Fauci was put on such a pedestal that any of his incorrect projections in the
beginning were glossed over and the media went to him as the alternative to
President Trump. So it doesn’t surprise me that the president and the White
House are less inclined to have Fauci in such a public role.”
Analysts
draw parallels with the all-out assault that Trump and allies launched on Robert
Mueller, the widely respected special counsel who investigated Russian
interference in the 2016 presidential election.
Kurt
Bardella, a senior adviser at the Lincoln Project, a political action committee
founded by Republicans working to defeat Trump in the 2020 election, said:
“When he
was appointed, Mueller had a very high approval rating and people across the
partisan spectrum thought that was the right guy for the job. Then, over time,
you saw a concerted campaign by the White House led by Trump to undermine him
and discredit whatever his report was going to ultimately produce. What we’re
seeing with Dr Fauci right now, and the president and his minions’ efforts to
do that, seems very similar tactically to what we saw happen to Mueller.”
The
relentless attacks on Mueller led to periodic speculation that he would be
fired, but Trump never proved willing to pull the trigger and face a political
firestorm.

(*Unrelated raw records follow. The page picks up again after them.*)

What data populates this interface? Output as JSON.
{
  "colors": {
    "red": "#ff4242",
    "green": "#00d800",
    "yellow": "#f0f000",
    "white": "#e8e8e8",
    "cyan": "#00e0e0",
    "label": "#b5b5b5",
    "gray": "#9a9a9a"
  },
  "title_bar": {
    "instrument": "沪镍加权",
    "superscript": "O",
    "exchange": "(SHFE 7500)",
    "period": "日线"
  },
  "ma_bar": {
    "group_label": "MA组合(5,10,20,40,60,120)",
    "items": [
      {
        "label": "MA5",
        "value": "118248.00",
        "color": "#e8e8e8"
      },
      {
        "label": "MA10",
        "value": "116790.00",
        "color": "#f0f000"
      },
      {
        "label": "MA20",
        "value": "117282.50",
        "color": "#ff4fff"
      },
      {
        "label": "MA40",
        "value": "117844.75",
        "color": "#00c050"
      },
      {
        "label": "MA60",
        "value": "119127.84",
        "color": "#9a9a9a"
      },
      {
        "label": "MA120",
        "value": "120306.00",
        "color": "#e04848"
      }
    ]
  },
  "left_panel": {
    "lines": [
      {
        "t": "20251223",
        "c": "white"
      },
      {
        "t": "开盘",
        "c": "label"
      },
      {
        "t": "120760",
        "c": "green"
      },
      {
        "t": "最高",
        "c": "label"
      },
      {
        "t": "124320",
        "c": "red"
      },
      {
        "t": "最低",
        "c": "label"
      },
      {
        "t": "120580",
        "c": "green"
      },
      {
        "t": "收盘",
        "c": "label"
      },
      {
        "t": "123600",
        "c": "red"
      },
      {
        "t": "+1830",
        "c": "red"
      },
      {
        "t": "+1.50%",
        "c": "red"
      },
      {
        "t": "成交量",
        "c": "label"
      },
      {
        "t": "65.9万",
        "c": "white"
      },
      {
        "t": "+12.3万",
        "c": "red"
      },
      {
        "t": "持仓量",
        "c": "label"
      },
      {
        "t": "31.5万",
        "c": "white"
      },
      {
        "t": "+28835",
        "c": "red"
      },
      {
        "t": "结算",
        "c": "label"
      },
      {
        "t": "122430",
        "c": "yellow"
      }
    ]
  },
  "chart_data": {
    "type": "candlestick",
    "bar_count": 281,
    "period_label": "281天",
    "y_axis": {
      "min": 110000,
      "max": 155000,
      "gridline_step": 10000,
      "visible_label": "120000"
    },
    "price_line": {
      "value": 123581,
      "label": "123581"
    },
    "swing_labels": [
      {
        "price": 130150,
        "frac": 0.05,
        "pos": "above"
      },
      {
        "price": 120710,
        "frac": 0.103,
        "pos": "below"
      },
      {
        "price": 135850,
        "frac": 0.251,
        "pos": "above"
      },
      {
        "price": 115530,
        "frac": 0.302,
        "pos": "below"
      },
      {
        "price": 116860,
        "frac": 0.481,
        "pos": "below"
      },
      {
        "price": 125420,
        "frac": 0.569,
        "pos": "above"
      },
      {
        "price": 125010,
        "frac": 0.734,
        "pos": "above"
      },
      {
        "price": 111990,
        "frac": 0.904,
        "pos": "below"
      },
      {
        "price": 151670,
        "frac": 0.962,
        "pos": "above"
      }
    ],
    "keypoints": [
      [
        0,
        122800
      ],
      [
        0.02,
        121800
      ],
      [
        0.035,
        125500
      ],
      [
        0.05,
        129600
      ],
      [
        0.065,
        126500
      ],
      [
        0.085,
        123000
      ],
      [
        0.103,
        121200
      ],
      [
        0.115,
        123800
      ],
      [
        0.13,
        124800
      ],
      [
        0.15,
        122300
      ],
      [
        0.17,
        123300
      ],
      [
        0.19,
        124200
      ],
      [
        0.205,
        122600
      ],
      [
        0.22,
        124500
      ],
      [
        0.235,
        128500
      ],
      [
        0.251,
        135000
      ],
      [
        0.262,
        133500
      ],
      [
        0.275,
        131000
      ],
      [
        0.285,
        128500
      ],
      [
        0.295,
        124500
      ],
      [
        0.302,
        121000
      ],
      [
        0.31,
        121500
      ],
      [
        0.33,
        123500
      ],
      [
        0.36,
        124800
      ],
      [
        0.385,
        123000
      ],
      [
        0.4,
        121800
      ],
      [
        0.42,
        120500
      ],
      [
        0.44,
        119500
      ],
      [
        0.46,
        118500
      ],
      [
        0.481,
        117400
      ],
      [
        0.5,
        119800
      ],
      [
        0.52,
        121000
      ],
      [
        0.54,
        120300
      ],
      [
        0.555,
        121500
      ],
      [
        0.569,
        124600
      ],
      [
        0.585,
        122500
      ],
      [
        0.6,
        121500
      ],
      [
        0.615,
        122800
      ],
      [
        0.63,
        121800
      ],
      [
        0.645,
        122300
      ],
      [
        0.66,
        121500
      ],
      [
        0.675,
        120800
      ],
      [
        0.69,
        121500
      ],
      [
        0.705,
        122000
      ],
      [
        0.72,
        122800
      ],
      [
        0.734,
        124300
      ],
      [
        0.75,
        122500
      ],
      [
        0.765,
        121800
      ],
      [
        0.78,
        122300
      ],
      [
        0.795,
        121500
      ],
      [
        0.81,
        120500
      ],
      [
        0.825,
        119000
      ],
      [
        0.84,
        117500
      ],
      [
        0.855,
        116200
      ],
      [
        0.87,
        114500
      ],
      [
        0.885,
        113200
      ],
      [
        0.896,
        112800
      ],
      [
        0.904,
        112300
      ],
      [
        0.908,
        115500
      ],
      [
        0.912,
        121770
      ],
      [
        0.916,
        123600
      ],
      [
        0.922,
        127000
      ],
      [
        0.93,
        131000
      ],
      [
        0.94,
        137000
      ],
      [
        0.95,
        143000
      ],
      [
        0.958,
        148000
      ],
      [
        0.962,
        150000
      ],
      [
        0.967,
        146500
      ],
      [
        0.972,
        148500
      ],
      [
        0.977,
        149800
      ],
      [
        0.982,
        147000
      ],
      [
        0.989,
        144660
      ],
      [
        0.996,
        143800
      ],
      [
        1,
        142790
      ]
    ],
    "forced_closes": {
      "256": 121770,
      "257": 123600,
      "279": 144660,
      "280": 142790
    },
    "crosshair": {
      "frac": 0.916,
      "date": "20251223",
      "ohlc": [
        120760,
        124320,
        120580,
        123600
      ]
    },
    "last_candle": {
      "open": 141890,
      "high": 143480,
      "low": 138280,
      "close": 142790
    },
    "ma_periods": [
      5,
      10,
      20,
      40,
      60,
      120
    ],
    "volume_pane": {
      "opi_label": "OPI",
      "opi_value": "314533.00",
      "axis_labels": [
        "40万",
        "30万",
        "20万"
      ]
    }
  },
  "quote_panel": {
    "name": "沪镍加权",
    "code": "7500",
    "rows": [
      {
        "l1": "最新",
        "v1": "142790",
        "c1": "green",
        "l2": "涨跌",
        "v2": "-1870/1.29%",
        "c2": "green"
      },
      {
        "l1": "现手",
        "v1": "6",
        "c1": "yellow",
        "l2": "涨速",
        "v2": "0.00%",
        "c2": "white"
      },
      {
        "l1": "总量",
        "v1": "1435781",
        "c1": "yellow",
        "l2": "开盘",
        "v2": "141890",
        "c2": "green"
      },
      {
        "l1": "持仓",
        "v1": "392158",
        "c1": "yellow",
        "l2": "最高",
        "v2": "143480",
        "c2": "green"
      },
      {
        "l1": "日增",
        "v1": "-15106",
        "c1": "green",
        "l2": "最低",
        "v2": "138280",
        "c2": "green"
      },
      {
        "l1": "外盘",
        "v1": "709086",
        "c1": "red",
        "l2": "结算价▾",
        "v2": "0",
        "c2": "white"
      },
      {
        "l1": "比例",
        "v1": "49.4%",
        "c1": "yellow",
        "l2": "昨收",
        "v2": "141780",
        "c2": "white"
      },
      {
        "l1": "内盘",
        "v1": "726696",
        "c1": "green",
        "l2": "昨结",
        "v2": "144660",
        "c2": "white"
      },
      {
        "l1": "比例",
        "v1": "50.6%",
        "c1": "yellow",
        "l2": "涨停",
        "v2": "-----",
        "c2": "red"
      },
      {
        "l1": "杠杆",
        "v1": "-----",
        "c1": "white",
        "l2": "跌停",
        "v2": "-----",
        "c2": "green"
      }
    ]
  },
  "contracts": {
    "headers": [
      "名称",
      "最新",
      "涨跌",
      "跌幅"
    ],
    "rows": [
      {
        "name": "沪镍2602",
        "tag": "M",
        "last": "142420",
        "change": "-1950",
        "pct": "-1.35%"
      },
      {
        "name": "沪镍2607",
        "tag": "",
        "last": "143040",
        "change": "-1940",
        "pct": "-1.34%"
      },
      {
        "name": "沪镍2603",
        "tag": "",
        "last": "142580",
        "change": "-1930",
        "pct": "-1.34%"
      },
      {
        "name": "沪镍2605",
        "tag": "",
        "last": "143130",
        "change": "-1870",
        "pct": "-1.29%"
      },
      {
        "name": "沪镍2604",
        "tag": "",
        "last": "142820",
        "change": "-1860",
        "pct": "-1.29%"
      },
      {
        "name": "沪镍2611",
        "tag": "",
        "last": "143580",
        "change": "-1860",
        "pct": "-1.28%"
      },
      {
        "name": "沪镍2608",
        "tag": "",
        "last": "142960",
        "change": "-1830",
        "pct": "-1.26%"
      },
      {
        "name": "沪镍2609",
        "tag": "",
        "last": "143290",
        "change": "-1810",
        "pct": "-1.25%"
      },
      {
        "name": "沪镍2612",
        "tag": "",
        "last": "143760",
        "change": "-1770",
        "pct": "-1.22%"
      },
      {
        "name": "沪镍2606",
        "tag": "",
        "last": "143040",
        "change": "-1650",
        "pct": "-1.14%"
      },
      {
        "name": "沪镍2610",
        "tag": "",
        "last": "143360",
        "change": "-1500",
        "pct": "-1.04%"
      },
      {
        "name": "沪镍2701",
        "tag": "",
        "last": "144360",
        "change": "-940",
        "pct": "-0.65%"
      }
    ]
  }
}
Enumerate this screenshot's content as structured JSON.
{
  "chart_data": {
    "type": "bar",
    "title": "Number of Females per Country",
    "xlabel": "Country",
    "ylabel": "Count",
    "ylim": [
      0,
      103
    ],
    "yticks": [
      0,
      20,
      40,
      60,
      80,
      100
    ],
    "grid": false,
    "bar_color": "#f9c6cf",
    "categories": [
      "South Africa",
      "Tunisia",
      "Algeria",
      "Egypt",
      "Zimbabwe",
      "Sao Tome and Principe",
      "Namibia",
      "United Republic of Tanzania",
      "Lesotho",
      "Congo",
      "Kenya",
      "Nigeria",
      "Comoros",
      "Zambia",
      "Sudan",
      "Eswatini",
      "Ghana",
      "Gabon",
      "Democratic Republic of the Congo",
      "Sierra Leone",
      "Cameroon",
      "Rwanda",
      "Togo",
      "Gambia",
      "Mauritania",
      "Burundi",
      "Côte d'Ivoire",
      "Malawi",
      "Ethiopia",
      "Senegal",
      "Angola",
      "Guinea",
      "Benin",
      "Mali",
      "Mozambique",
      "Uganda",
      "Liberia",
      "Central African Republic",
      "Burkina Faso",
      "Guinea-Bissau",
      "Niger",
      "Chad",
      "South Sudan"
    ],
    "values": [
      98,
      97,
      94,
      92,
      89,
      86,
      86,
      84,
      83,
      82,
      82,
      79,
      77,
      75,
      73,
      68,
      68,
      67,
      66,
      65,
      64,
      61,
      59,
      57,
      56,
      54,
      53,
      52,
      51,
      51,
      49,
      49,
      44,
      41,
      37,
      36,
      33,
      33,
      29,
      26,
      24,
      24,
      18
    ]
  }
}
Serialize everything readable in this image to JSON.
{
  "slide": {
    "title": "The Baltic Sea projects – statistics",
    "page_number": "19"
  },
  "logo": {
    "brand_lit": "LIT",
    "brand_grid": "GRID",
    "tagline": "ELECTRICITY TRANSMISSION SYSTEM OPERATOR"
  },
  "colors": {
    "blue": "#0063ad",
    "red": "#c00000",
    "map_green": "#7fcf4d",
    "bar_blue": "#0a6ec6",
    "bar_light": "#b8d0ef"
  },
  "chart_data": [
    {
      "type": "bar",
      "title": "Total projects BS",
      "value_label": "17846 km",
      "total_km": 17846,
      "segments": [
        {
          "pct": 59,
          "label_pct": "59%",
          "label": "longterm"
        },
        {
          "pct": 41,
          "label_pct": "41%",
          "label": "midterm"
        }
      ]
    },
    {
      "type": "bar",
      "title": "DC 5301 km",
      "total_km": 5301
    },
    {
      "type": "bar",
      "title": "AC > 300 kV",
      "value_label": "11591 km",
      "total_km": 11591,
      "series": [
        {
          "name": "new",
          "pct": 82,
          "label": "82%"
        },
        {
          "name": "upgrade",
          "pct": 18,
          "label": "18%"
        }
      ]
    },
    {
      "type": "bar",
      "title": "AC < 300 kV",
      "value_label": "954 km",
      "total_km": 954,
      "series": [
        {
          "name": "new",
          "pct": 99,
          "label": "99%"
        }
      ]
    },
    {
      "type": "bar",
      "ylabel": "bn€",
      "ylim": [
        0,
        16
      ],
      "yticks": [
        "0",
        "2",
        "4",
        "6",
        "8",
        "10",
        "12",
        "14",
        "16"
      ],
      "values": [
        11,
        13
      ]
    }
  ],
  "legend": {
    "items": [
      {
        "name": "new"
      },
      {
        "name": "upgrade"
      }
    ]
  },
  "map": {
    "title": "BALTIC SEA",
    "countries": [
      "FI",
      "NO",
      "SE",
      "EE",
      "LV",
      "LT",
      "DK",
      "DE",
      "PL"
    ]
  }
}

Fauci – who returned to the White House on Monday to meet the chief
of staff, Mark Meadows – may be similarly insulated. Even some of the
president’s closest allies believe he is a distraction from the real crisis.
Lindsey
Graham, a Republican senator from South Carolina and Trump ally, told reporters
on Tuesday: “Has he been right all the time? No. We don’t have a Dr Fauci
problem, we need to be focusing on doing things that get us where we need to
go. So I have all the respect in the world for Dr Fauci. I think any effort to
undermine him is not going to be productive, quite frankly.”
A New York
Times/Siena College opinion poll last month showed that two in three Americans
trust Fauci as an accurate source of information about the virus, whereas only
one in four trust Trump. Many regard the 79-year-old doctor as a bulwark of
sense and science at a deeply uncertain time and hope he can last the course.
Evan
McMullin, executive director of the democracy advocacy group Stand Up Republic
and a former CIA officer, said: “Trump’s approval ratings are in the dumps and
Fauci’s are very high. But this is part of Trump’s playbook, to bully someone
and to demean them, and most people will ultimately succumb to that because no
one appreciates that kind of abuse and no one can take it indefinitely.
“Others in
that situation might withdraw a bit and I’m glad Fauci hasn’t done that. The
country needs him to be speaking truth right now. People’s lives literally are
depending upon someone like Fauci telling the American people what’s at stake
and what they need to do to protect their lives and the lives of other
Americans. They’re not getting that from the president.”